With inshore fishermen from Cromer to Cadgwith now fully engaged in the 2017 summer lobster season, there’s literally no reason why, with increasing local availability, and thanks to the sterling conservation work done by the National Lobster Hatchery, UK consumers shouldn’t indulge themselves and sample the unique flavour of this sustainable, ubiquitous and iconic crustacean.
Recipes for Homarus gammarus, literally abound and every locality has their preferred way of enjoying the sweetness and texture of its meat to the max. Simply boiled, grilled with garlic, thermidor, ravioli, risotto or as a bisque, the list is endless and chefs across the land delight in and celebrate our native fish in a plethora of both classic and newly contrived recipes.

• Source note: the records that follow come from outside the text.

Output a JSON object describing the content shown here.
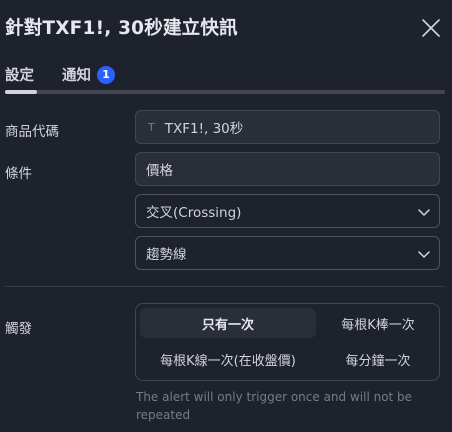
{
  "dialog": {
    "title": "針對TXF1!, 30秒建立快訊"
  },
  "tabs": {
    "settings": "設定",
    "notifications": "通知",
    "notifications_badge": "1"
  },
  "form": {
    "symbol_label": "商品代碼",
    "symbol_value": "TXF1!, 30秒",
    "symbol_icon_text": "T",
    "condition_label": "條件",
    "condition_value": "價格",
    "operator_value": "交叉(Crossing)",
    "target_value": "趨勢線",
    "trigger_label": "觸發",
    "trigger_options": {
      "once": "只有一次",
      "once_per_bar": "每根K棒一次",
      "once_per_bar_close": "每根K線一次(在收盤價)",
      "once_per_minute": "每分鐘一次"
    },
    "trigger_selected": "once",
    "hint": "The alert will only trigger once and will not be repeated"
  },
  "icons": {
    "close": "close-icon",
    "chevron": "chevron-down-icon"
  },
  "colors": {
    "background": "#1e222d",
    "accent": "#2962ff",
    "field_bg": "#2a2e39",
    "border": "#434651",
    "text": "#d1d4dc",
    "muted": "#787b86"
  }
}
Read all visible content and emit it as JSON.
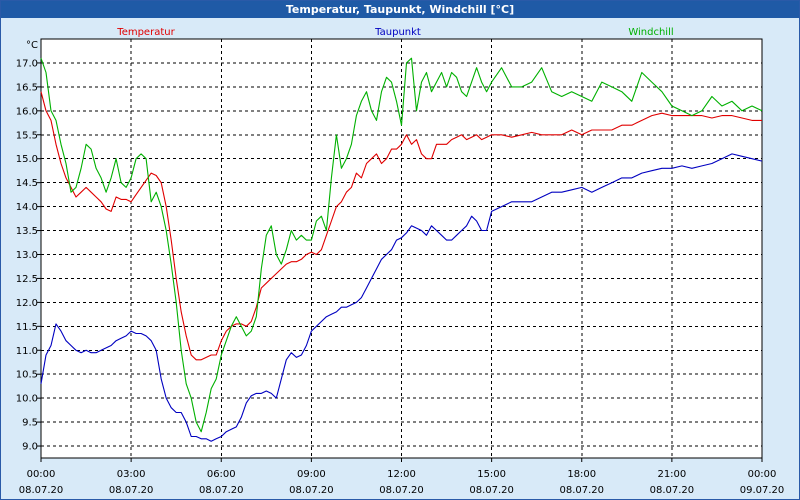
{
  "window": {
    "title": "Temperatur, Taupunkt, Windchill [°C]"
  },
  "chart_data": {
    "type": "line",
    "title": "Temperatur, Taupunkt, Windchill [°C]",
    "ylabel": "°C",
    "ylim": [
      8.75,
      17.5
    ],
    "grid": true,
    "legend": "top",
    "x_ticks": [
      {
        "time": "00:00",
        "date": "08.07.20"
      },
      {
        "time": "03:00",
        "date": "08.07.20"
      },
      {
        "time": "06:00",
        "date": "08.07.20"
      },
      {
        "time": "09:00",
        "date": "08.07.20"
      },
      {
        "time": "12:00",
        "date": "08.07.20"
      },
      {
        "time": "15:00",
        "date": "08.07.20"
      },
      {
        "time": "18:00",
        "date": "08.07.20"
      },
      {
        "time": "21:00",
        "date": "08.07.20"
      },
      {
        "time": "00:00",
        "date": "09.07.20"
      }
    ],
    "y_ticks": [
      "9.0",
      "9.5",
      "10.0",
      "10.5",
      "11.0",
      "11.5",
      "12.0",
      "12.5",
      "13.0",
      "13.5",
      "14.0",
      "14.5",
      "15.0",
      "15.5",
      "16.0",
      "16.5",
      "17.0"
    ],
    "series": [
      {
        "name": "Temperatur",
        "color": "#e00000",
        "x": [
          "00:00",
          "00:10",
          "00:20",
          "00:30",
          "00:40",
          "00:50",
          "01:00",
          "01:10",
          "01:20",
          "01:30",
          "01:40",
          "01:50",
          "02:00",
          "02:10",
          "02:20",
          "02:30",
          "02:40",
          "02:50",
          "03:00",
          "03:10",
          "03:20",
          "03:30",
          "03:40",
          "03:50",
          "04:00",
          "04:10",
          "04:20",
          "04:30",
          "04:40",
          "04:50",
          "05:00",
          "05:10",
          "05:20",
          "05:30",
          "05:40",
          "05:50",
          "06:00",
          "06:10",
          "06:20",
          "06:30",
          "06:40",
          "06:50",
          "07:00",
          "07:10",
          "07:20",
          "07:30",
          "07:40",
          "07:50",
          "08:00",
          "08:10",
          "08:20",
          "08:30",
          "08:40",
          "08:50",
          "09:00",
          "09:10",
          "09:20",
          "09:30",
          "09:40",
          "09:50",
          "10:00",
          "10:10",
          "10:20",
          "10:30",
          "10:40",
          "10:50",
          "11:00",
          "11:10",
          "11:20",
          "11:30",
          "11:40",
          "11:50",
          "12:00",
          "12:10",
          "12:20",
          "12:30",
          "12:40",
          "12:50",
          "13:00",
          "13:10",
          "13:20",
          "13:30",
          "13:40",
          "13:50",
          "14:00",
          "14:10",
          "14:20",
          "14:30",
          "14:40",
          "14:50",
          "15:00",
          "15:20",
          "15:40",
          "16:00",
          "16:20",
          "16:40",
          "17:00",
          "17:20",
          "17:40",
          "18:00",
          "18:20",
          "18:40",
          "19:00",
          "19:20",
          "19:40",
          "20:00",
          "20:20",
          "20:40",
          "21:00",
          "21:20",
          "21:40",
          "22:00",
          "22:20",
          "22:40",
          "23:00",
          "23:20",
          "23:40",
          "00:00"
        ],
        "values": [
          16.4,
          16.0,
          15.8,
          15.3,
          14.9,
          14.6,
          14.4,
          14.2,
          14.3,
          14.4,
          14.3,
          14.2,
          14.1,
          13.95,
          13.9,
          14.2,
          14.15,
          14.15,
          14.1,
          14.25,
          14.4,
          14.55,
          14.7,
          14.65,
          14.5,
          14.0,
          13.3,
          12.5,
          11.8,
          11.3,
          10.9,
          10.8,
          10.8,
          10.85,
          10.9,
          10.9,
          11.2,
          11.4,
          11.5,
          11.55,
          11.55,
          11.5,
          11.6,
          11.9,
          12.3,
          12.4,
          12.5,
          12.6,
          12.7,
          12.8,
          12.85,
          12.85,
          12.9,
          13.0,
          13.05,
          13.0,
          13.1,
          13.4,
          13.7,
          14.0,
          14.1,
          14.3,
          14.4,
          14.7,
          14.6,
          14.9,
          15.0,
          15.1,
          14.9,
          15.0,
          15.2,
          15.2,
          15.3,
          15.5,
          15.3,
          15.4,
          15.1,
          15.0,
          15.0,
          15.3,
          15.3,
          15.3,
          15.4,
          15.45,
          15.5,
          15.4,
          15.45,
          15.5,
          15.4,
          15.45,
          15.5,
          15.5,
          15.45,
          15.5,
          15.55,
          15.5,
          15.5,
          15.5,
          15.6,
          15.5,
          15.6,
          15.6,
          15.6,
          15.7,
          15.7,
          15.8,
          15.9,
          15.95,
          15.9,
          15.9,
          15.9,
          15.9,
          15.85,
          15.9,
          15.9,
          15.85,
          15.8,
          15.8
        ]
      },
      {
        "name": "Taupunkt",
        "color": "#0000c0",
        "x": [
          "00:00",
          "00:10",
          "00:20",
          "00:30",
          "00:40",
          "00:50",
          "01:00",
          "01:10",
          "01:20",
          "01:30",
          "01:40",
          "01:50",
          "02:00",
          "02:10",
          "02:20",
          "02:30",
          "02:40",
          "02:50",
          "03:00",
          "03:10",
          "03:20",
          "03:30",
          "03:40",
          "03:50",
          "04:00",
          "04:10",
          "04:20",
          "04:30",
          "04:40",
          "04:50",
          "05:00",
          "05:10",
          "05:20",
          "05:30",
          "05:40",
          "05:50",
          "06:00",
          "06:10",
          "06:20",
          "06:30",
          "06:40",
          "06:50",
          "07:00",
          "07:10",
          "07:20",
          "07:30",
          "07:40",
          "07:50",
          "08:00",
          "08:10",
          "08:20",
          "08:30",
          "08:40",
          "08:50",
          "09:00",
          "09:10",
          "09:20",
          "09:30",
          "09:40",
          "09:50",
          "10:00",
          "10:10",
          "10:20",
          "10:30",
          "10:40",
          "10:50",
          "11:00",
          "11:10",
          "11:20",
          "11:30",
          "11:40",
          "11:50",
          "12:00",
          "12:10",
          "12:20",
          "12:30",
          "12:40",
          "12:50",
          "13:00",
          "13:10",
          "13:20",
          "13:30",
          "13:40",
          "13:50",
          "14:00",
          "14:10",
          "14:20",
          "14:30",
          "14:40",
          "14:50",
          "15:00",
          "15:20",
          "15:40",
          "16:00",
          "16:20",
          "16:40",
          "17:00",
          "17:20",
          "17:40",
          "18:00",
          "18:20",
          "18:40",
          "19:00",
          "19:20",
          "19:40",
          "20:00",
          "20:20",
          "20:40",
          "21:00",
          "21:20",
          "21:40",
          "22:00",
          "22:20",
          "22:40",
          "23:00",
          "23:20",
          "23:40",
          "00:00"
        ],
        "values": [
          10.3,
          10.9,
          11.1,
          11.55,
          11.4,
          11.2,
          11.1,
          11.0,
          10.95,
          11.0,
          10.95,
          10.95,
          11.0,
          11.05,
          11.1,
          11.2,
          11.25,
          11.3,
          11.4,
          11.35,
          11.35,
          11.3,
          11.2,
          11.0,
          10.4,
          10.0,
          9.8,
          9.7,
          9.7,
          9.5,
          9.2,
          9.2,
          9.15,
          9.15,
          9.1,
          9.15,
          9.2,
          9.3,
          9.35,
          9.4,
          9.6,
          9.9,
          10.05,
          10.1,
          10.1,
          10.15,
          10.1,
          10.0,
          10.4,
          10.8,
          10.95,
          10.85,
          10.9,
          11.1,
          11.4,
          11.5,
          11.6,
          11.7,
          11.75,
          11.8,
          11.9,
          11.9,
          11.95,
          12.0,
          12.1,
          12.3,
          12.5,
          12.7,
          12.9,
          13.0,
          13.1,
          13.3,
          13.35,
          13.45,
          13.6,
          13.55,
          13.5,
          13.4,
          13.6,
          13.5,
          13.4,
          13.3,
          13.3,
          13.4,
          13.5,
          13.6,
          13.8,
          13.7,
          13.5,
          13.5,
          13.9,
          14.0,
          14.1,
          14.1,
          14.1,
          14.2,
          14.3,
          14.3,
          14.35,
          14.4,
          14.3,
          14.4,
          14.5,
          14.6,
          14.6,
          14.7,
          14.75,
          14.8,
          14.8,
          14.85,
          14.8,
          14.85,
          14.9,
          15.0,
          15.1,
          15.05,
          15.0,
          14.95
        ]
      },
      {
        "name": "Windchill",
        "color": "#00b000",
        "x": [
          "00:00",
          "00:10",
          "00:20",
          "00:30",
          "00:40",
          "00:50",
          "01:00",
          "01:10",
          "01:20",
          "01:30",
          "01:40",
          "01:50",
          "02:00",
          "02:10",
          "02:20",
          "02:30",
          "02:40",
          "02:50",
          "03:00",
          "03:10",
          "03:20",
          "03:30",
          "03:40",
          "03:50",
          "04:00",
          "04:10",
          "04:20",
          "04:30",
          "04:40",
          "04:50",
          "05:00",
          "05:10",
          "05:20",
          "05:30",
          "05:40",
          "05:50",
          "06:00",
          "06:10",
          "06:20",
          "06:30",
          "06:40",
          "06:50",
          "07:00",
          "07:10",
          "07:20",
          "07:30",
          "07:40",
          "07:50",
          "08:00",
          "08:10",
          "08:20",
          "08:30",
          "08:40",
          "08:50",
          "09:00",
          "09:10",
          "09:20",
          "09:30",
          "09:40",
          "09:50",
          "10:00",
          "10:10",
          "10:20",
          "10:30",
          "10:40",
          "10:50",
          "11:00",
          "11:10",
          "11:20",
          "11:30",
          "11:40",
          "11:50",
          "12:00",
          "12:10",
          "12:20",
          "12:30",
          "12:40",
          "12:50",
          "13:00",
          "13:10",
          "13:20",
          "13:30",
          "13:40",
          "13:50",
          "14:00",
          "14:10",
          "14:20",
          "14:30",
          "14:40",
          "14:50",
          "15:00",
          "15:20",
          "15:40",
          "16:00",
          "16:20",
          "16:40",
          "17:00",
          "17:20",
          "17:40",
          "18:00",
          "18:20",
          "18:40",
          "19:00",
          "19:20",
          "19:40",
          "20:00",
          "20:20",
          "20:40",
          "21:00",
          "21:20",
          "21:40",
          "22:00",
          "22:20",
          "22:40",
          "23:00",
          "23:20",
          "23:40",
          "00:00"
        ],
        "values": [
          17.1,
          16.8,
          16.0,
          15.8,
          15.3,
          14.9,
          14.3,
          14.4,
          14.8,
          15.3,
          15.2,
          14.8,
          14.6,
          14.3,
          14.6,
          15.0,
          14.5,
          14.4,
          14.6,
          15.0,
          15.1,
          15.0,
          14.1,
          14.3,
          14.0,
          13.5,
          12.8,
          12.0,
          11.0,
          10.3,
          10.0,
          9.5,
          9.3,
          9.7,
          10.2,
          10.4,
          10.9,
          11.2,
          11.5,
          11.7,
          11.5,
          11.3,
          11.4,
          11.7,
          12.7,
          13.4,
          13.6,
          13.0,
          12.8,
          13.1,
          13.5,
          13.3,
          13.4,
          13.3,
          13.3,
          13.7,
          13.8,
          13.5,
          14.6,
          15.5,
          14.8,
          15.0,
          15.3,
          15.9,
          16.2,
          16.4,
          16.0,
          15.8,
          16.4,
          16.7,
          16.6,
          16.2,
          15.7,
          17.0,
          17.1,
          16.0,
          16.6,
          16.8,
          16.4,
          16.6,
          16.8,
          16.5,
          16.8,
          16.7,
          16.4,
          16.3,
          16.6,
          16.9,
          16.6,
          16.4,
          16.6,
          16.9,
          16.5,
          16.5,
          16.6,
          16.9,
          16.4,
          16.3,
          16.4,
          16.3,
          16.2,
          16.6,
          16.5,
          16.4,
          16.2,
          16.8,
          16.6,
          16.4,
          16.1,
          16.0,
          15.9,
          16.0,
          16.3,
          16.1,
          16.2,
          16.0,
          16.1,
          16.0
        ]
      }
    ]
  }
}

Thought the summer, from now until September, I’ll be showcasing a different lobster recipe each month from some of the top seafood chefs and writers in the country. It’s all part of the passion and a way of helping consumers to connect with the fish themselves, and to learn about the provenance, traceability and what makes these ubiquitous, “caretakers of the seabed” such a delectable prize.
As mentioned in my previous post, our local lobsters here on the Suffolk coast are now firmly “on the crawl” and to kick off a summer’s celebration of them, I’m absolutely delighted that fellow Guild of Food Writers committee member and hugely accomplished chef, Charlotte Pike, has very kindly agreed to get the ball rolling, with a wonderfully flavoursome, but very uncomplicated, lobster recipe from her brand new book, “Smoked” by Kyle Books only just published this month.
Smoked fish and shellfish have been a passion of mine for as long as I can remember and for me, this ancient and time-honoured process can enhance and exemplify the subtle flavours inherent in so many forms of seafood, often by the addition of just the merest trace of smoke.
Home-smoking too, is not only hugely worthwhile, but an incredibly satisfying and creative way of combining the provenance of great food with the joy of outdoor cooking.
Congratulations Charlotte, on such a splendid book!
Barbecued Lobster with Smoked Butter
Fresh lobster is always a real treat but the sweet flesh tastes particularly sublime when cooked with smoked butter. It makes a really special centrepiece for a barbecue or summer supper, enjoyed al fresco. I like the flavour of cooking the lobster over oak and hickory wood charcoal on the Big Green Egg.
2 cooked native lobsters
100g smoked butter (see below)
2 lemons, cut into wedges, to serve
sea salt and freshly ground black pepper
Preheat the barbecue until very hot.
Split the cooked lobsters in half lengthways. It is easiest to do this with a large chopping knife and insert the point of the knife in the middle of the tail, working back carefully towards the head in one, careful slice.
This is a great place to start if you haven’t smoked anything before. It’s quick, easy and so delicious. Try melting smoked butter on steamed vegetables, chargrilled steaks and even sweet treats, such as chocolate brownies, for an extra dimension of smoky flavour.
250g salted butter
Set up the cold smoker using a wood of your choice and light it. Put the butter in a heatproof, non-metallic dish. When the smoker is at the correct stage (see page 11), with a thick cloud of smoke appearing in the cold chamber, add the butter and smoke for 30 minutes. Remove the butter, wrap well and store in the refrigerator. Leave it for 24 hours before eating. The smoked butter will keep for up to a month in the fridge
Melt the smoked butter in a pan and brush a little over the flesh of the lobster. Set the remaining melted butter aside, keeping it warm.
Barbecue, cut-side down, for about 5 minutes until the meat is piping hot and lightly chargrilled.
Remove the lobster from the grill, remove the meat from the shell and immediately drop it into the warm melted butter. Toss the lobster in the butter, season with salt and pepper and serve in warm bowls, with lemon wedges on the side.
Enjoy warm, either on its own with some excellent bread to mop up the smoked butter, with a crisp, green salad, or even, for the ultimate indulgence, spooned on to a barbecued steak.
For Charlotte’s recipe, I used local lobsters, caught in my own pots off the Suffolk coast, probably the ultimate discipline in wild foraging! Fresh from the boat, boiled in seawater and then simply grilled, producing that luscious Mediterranean aroma, that just makes you want to live by the sea forever.
And, if you don’t have the necessary gear or wherewithal to smoke your butter, then there are several really fantastic products available, which come in a variety of wood flavours from oak to hickory. I used Abernethy smoked butter, on Charlotte’s recommendation, which really stands out and has an incredible taste, which not only does the charred lobster meat immense justice, but opens up an endless host of seafood opportunities. They produce seaweed butter too, which I’m sure will feature in another post.
Such a fantastic dish. Very simple, sensationally flavoursome and profoundly satisfying, especially when sitting close to the water’s edge on a balmy summer’s evening, with a glass of something crisp and dry to hand.